Elimde bir belge var, sizin de arşivinizde olan bir belge. Katar'a asker gönderme anlaşması bu Komisyondan geçti, bu Meclisten geçti, tamam mı, siz de bunu çok iyi biliyorsunuz, o "istisna" dediğiniz anlaşma. Buradan okuyorum şimdi size. Hukuki konular: "Türkiye Cumhuriyeti aşağıdaki suç durumlarında Türkiye Cumhuriyeti personeli hakkında yargı yetkisini kullanma hakkına sahiptir." Asker gönderiyoruz, genel ilke Katar'ın yargısına tabi olmak ama "Şu, şu, şu maddelerde ben Türk hukukuna tabi tutarım askerimi." diyor. Bu, bu Komisyondan geçmiş, bu Genel Kuruldan geçmiş; sizin Bakanlığınız, belki siz müzakere ettiniz. "Türkiye Cumhuriyeti'nin güvenliğine ve mal varlıklarına karşı ya da Türkiye Cumhuriyeti personelinden birinin kendisine ya da mal varlığına karşı işlenen suçlar ya da resmî görevin icrası sırasında yapılan bir eylem sonucu ya da görevin yerine getirilmemesi sonucu -parantez içinde hata, kusur- meydana gelen suçlar, ilgili yargı mercisinin talep etmesi durumunda görev belgesi Türk-Katar komutanlığınca imzalanacaktır." Yani Türk hukukuna bir istisna sağlanmış.

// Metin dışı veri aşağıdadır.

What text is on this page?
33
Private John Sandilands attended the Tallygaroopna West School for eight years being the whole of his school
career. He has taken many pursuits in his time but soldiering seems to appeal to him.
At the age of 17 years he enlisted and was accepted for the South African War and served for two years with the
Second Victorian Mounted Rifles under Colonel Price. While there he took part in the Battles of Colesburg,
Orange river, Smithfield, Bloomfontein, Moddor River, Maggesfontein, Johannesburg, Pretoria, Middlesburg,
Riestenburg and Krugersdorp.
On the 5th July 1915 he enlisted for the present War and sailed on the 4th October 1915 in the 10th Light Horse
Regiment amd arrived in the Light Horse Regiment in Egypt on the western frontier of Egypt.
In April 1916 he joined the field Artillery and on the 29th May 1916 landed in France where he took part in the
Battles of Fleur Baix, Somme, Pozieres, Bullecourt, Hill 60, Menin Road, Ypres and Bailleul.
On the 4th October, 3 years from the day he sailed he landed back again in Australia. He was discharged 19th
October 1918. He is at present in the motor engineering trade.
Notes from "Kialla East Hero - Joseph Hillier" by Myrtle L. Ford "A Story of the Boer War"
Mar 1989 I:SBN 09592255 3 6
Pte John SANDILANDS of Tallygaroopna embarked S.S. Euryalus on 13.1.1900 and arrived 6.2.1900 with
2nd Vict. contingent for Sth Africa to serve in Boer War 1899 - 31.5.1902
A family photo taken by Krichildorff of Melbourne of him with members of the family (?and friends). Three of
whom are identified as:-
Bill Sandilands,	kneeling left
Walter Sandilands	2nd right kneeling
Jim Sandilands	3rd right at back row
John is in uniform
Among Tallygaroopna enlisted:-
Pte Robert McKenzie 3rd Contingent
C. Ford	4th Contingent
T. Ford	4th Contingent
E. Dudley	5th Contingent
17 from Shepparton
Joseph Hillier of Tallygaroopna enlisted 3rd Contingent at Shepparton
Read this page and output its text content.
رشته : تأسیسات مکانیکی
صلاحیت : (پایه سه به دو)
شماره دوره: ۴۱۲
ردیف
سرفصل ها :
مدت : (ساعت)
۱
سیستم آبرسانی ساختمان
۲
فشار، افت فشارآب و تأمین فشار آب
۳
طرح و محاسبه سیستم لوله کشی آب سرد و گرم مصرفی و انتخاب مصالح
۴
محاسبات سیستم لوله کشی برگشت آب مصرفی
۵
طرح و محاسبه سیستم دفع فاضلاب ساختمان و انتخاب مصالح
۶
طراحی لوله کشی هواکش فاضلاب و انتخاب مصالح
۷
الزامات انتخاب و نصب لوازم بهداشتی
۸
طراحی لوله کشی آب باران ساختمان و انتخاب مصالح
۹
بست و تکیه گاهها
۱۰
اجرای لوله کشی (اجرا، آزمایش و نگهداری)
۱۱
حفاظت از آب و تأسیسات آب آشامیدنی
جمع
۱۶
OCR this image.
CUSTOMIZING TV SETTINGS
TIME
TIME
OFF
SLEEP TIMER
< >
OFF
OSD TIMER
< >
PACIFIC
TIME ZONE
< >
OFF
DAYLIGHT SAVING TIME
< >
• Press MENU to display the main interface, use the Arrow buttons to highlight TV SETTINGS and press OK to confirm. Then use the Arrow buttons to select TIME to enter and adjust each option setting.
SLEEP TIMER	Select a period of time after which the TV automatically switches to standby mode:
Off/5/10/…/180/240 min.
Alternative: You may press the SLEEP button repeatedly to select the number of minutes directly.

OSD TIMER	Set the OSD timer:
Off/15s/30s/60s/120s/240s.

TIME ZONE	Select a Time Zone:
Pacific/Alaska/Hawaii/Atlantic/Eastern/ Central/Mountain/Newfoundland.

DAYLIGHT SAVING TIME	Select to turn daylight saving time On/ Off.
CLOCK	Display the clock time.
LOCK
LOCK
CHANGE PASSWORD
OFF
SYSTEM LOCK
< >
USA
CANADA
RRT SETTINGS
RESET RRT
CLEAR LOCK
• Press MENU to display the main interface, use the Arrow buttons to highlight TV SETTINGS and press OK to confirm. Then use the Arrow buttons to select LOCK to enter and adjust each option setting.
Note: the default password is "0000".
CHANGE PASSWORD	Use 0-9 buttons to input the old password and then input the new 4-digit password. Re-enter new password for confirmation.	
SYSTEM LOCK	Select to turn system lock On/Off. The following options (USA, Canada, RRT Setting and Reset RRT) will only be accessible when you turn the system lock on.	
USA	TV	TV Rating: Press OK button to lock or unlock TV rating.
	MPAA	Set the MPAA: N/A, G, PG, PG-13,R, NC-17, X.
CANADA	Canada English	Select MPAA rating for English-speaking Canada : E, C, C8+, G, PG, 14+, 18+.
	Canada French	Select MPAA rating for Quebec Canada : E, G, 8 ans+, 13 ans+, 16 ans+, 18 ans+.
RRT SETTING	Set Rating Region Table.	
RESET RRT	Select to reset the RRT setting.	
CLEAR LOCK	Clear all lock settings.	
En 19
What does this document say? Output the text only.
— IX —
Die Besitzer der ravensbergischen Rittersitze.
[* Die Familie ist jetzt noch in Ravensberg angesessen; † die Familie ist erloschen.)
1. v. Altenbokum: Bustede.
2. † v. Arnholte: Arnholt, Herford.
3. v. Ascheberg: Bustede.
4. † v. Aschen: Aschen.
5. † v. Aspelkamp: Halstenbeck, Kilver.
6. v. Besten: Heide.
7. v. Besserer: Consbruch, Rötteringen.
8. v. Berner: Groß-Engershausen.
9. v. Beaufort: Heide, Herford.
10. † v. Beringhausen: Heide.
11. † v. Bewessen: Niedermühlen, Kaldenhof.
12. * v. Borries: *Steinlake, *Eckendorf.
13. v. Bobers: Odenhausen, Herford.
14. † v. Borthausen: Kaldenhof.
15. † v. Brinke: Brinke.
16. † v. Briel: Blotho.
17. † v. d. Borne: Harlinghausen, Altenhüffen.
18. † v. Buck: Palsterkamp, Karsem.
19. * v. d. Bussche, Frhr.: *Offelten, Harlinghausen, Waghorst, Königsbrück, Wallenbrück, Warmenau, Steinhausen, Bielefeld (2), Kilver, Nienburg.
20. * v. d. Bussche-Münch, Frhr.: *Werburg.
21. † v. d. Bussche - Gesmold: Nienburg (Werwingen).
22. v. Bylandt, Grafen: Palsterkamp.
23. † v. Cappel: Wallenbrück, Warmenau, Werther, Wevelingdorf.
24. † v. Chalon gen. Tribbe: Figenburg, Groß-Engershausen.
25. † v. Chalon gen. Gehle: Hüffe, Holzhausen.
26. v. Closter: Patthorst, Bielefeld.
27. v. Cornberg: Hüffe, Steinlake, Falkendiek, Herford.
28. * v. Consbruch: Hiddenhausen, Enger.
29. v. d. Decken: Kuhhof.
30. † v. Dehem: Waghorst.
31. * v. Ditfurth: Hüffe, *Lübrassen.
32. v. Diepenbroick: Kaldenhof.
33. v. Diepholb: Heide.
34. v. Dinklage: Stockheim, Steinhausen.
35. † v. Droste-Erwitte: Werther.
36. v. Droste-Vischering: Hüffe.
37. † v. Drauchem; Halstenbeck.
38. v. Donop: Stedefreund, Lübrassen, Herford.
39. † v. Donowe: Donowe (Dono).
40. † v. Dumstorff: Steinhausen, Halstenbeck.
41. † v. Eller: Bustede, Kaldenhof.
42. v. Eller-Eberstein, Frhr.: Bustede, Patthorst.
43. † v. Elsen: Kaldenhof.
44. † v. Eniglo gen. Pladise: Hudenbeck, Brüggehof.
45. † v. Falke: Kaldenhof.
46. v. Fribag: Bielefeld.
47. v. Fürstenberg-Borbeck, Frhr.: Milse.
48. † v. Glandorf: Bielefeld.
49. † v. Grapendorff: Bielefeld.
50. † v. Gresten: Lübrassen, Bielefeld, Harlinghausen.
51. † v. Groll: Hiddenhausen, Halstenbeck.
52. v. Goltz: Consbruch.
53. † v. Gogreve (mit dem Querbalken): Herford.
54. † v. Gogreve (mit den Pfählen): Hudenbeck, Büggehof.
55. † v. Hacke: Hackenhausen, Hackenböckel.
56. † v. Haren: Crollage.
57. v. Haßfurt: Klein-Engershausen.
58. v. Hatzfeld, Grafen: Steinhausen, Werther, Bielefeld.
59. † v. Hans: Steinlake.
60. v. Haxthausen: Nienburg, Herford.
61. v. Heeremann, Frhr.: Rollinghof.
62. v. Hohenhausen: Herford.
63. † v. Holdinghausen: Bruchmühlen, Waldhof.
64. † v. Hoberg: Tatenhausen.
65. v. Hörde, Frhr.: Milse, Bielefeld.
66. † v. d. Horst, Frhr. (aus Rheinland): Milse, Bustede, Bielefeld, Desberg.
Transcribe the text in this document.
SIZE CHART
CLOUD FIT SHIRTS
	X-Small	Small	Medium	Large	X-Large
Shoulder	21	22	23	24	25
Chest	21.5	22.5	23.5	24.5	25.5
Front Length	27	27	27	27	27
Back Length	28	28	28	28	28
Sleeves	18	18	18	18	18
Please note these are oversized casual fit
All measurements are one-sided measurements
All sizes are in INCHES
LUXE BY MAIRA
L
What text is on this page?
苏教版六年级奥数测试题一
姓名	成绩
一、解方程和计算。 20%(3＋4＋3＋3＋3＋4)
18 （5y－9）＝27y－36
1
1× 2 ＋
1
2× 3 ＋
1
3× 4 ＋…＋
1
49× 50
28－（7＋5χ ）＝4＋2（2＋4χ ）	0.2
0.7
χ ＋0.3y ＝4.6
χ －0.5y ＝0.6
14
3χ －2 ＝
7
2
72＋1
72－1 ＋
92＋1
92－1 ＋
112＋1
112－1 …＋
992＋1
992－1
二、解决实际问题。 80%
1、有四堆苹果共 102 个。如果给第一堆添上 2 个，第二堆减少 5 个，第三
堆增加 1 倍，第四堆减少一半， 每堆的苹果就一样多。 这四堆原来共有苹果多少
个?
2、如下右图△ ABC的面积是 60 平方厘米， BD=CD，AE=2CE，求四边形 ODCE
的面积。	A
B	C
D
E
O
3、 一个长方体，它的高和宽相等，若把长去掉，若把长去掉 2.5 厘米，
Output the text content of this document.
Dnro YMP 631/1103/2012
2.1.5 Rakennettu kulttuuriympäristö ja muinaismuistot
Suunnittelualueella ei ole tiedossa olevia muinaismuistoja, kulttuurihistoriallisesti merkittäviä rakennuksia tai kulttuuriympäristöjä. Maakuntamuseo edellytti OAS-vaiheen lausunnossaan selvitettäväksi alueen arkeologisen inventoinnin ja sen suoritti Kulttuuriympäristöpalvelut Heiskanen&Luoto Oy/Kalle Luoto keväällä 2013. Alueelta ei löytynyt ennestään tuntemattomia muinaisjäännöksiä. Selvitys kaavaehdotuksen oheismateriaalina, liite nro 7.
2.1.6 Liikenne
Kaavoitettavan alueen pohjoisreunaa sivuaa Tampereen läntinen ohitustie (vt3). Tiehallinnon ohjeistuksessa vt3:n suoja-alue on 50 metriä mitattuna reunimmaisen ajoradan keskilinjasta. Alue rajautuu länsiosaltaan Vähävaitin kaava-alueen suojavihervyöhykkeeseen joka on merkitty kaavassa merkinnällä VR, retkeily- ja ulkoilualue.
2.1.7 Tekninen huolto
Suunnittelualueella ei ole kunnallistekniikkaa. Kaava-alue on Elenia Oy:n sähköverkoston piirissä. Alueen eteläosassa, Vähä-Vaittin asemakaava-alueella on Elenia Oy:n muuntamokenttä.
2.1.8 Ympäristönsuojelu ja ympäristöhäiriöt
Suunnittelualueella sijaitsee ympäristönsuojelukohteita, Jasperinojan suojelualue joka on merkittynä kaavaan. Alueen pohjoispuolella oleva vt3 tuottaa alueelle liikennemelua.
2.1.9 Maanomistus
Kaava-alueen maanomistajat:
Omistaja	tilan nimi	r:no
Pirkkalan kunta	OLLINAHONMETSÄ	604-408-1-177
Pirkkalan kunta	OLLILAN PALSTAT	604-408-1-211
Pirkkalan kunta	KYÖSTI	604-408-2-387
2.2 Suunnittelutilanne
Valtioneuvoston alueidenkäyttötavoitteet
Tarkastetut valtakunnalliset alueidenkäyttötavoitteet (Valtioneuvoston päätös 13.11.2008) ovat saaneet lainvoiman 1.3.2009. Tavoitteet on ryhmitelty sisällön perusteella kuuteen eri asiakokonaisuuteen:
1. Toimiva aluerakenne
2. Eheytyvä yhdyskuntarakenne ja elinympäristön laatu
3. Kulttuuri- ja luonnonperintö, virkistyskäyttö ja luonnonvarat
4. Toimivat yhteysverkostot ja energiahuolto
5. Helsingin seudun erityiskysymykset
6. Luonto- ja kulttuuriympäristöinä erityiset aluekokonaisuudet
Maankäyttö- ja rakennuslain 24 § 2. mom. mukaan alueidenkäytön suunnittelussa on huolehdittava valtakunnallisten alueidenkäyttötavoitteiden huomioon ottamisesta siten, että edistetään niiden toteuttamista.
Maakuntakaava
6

Bakın, şimdi, biz Katar'ın ev sahipliğindeki bir organizasyonun güvenliğini sağlamak için polisimizi, çevik kuvvetimizi gönderiyoruz -ben de bir kere daha hani askerimize, polisimize yani bizi her zaman gururlandıran görevler için teşekkür ediyorum- ama şu bir paragrafı koyduramıyoruz. Benim bahsettiğim bu işte, hukuki güvence tam değil dediğim. Anlatabiliyor muyum? O yüzden, bunun konulması lazım. Bu zor bir şey değil; istenmemiş, diretilmemiş; onu söylemek istiyorum. O yüzden bu konu bence yani tabii ki imzalanmış bir anlaşma var önümüzde ama eksiktir. Yani siz söylüyorsunuz, eşyanın tabiatı gereği bu kadar detayı görüşmek mümkün olmayabilir.

BAŞKAN AKİF ÇAĞATAY KILIÇ - Utku Bey, tekrara düşmeyelim, lütfen.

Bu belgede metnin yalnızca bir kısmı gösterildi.